Human Rights Watch et Trial International ont également essuyé de nombreux refus. Au mieux, des accords pour témoigner souvent sous couvert d’anonymat. Les deux ONG ont ainsi pu interroger une trentaine d'anciens responsables du gouvernement y compris une dizaine de personnes directement impliquées dans les évènements.

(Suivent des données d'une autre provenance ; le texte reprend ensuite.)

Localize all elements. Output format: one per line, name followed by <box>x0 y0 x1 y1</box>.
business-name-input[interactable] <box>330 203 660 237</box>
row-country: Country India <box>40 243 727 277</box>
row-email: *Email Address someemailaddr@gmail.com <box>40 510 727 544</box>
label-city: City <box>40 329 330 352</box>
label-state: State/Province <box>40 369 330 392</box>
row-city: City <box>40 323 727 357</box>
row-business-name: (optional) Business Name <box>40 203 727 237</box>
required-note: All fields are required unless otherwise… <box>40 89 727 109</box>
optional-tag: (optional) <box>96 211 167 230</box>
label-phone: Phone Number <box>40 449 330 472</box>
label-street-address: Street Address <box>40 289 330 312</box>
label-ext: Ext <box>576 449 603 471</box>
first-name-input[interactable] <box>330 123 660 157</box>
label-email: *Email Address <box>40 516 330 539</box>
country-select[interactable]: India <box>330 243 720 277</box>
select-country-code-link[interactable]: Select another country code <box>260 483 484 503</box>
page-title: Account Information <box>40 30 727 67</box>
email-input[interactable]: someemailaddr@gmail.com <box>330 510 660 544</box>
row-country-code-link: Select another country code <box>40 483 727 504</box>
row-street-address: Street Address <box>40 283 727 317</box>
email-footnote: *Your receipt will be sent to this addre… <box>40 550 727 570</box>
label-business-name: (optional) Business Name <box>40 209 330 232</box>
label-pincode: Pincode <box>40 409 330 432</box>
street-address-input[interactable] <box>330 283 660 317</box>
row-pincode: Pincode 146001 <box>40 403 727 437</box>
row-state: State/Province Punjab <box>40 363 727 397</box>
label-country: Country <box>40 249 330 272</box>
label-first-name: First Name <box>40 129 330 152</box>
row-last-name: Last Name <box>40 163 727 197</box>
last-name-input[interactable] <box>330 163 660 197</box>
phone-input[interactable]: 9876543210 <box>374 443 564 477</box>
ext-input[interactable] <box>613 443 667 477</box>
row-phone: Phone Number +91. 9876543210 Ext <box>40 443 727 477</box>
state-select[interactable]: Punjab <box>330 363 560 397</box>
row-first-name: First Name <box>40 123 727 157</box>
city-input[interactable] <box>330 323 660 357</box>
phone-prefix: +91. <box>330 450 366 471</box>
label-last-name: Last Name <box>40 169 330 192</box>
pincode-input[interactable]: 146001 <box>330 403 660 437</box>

Leurs conclusions sont sans appel : « Ces migrants ghanéens et ouest-africains n’ont pas été assassinés par des éléments incontrôlés, mais bel et bien par un escadron de la mort militaire : les Junglers qui recevaient leurs ordres directement de Yahya Jammeh », explique Reed Brody, conseiller juridique à Human Rights Watch. Le gouvernement gambien les aurait fait exécuter croyant que c’étaient des mercenaires. L’enquête révèle également que les autorités ont fait disparaitre les preuves à l’approche de la mission des Nations unies et de la Cédéao. « Elles ont été détruites par des adjoints de Yahya Jammeh et d’après au moins une personne, sur les ordres de Yahya Jammeh. Le manifeste du bateau a été brûlé, un autre crée. Les archives des commissariats ont disparu. Ce qui est juridiquement très important, car il s'agit d'un cas de disparitions forcées, un crime qui continue jusqu'à ce que le sort de ces victimes soit élucidé » détaille Reed Brody.

Grâce à ces nouveaux éléments, l’affaire est donc relancée. Martin Kyere, les familles de disparus et des organisations ghanéennes de défense des droits humains appellent le gouvernement ghanéen à ouvrir une enquête et demandent le lancement de poursuites contre Yahyah Jammeh. C'est maintenant aux autorités ghanéennes d'en décider. Selon les deux ONG, cela pourrait déboucher sur une demande d'extradition de Jammeh au Ghana afin qu'il y soit traduit en justice.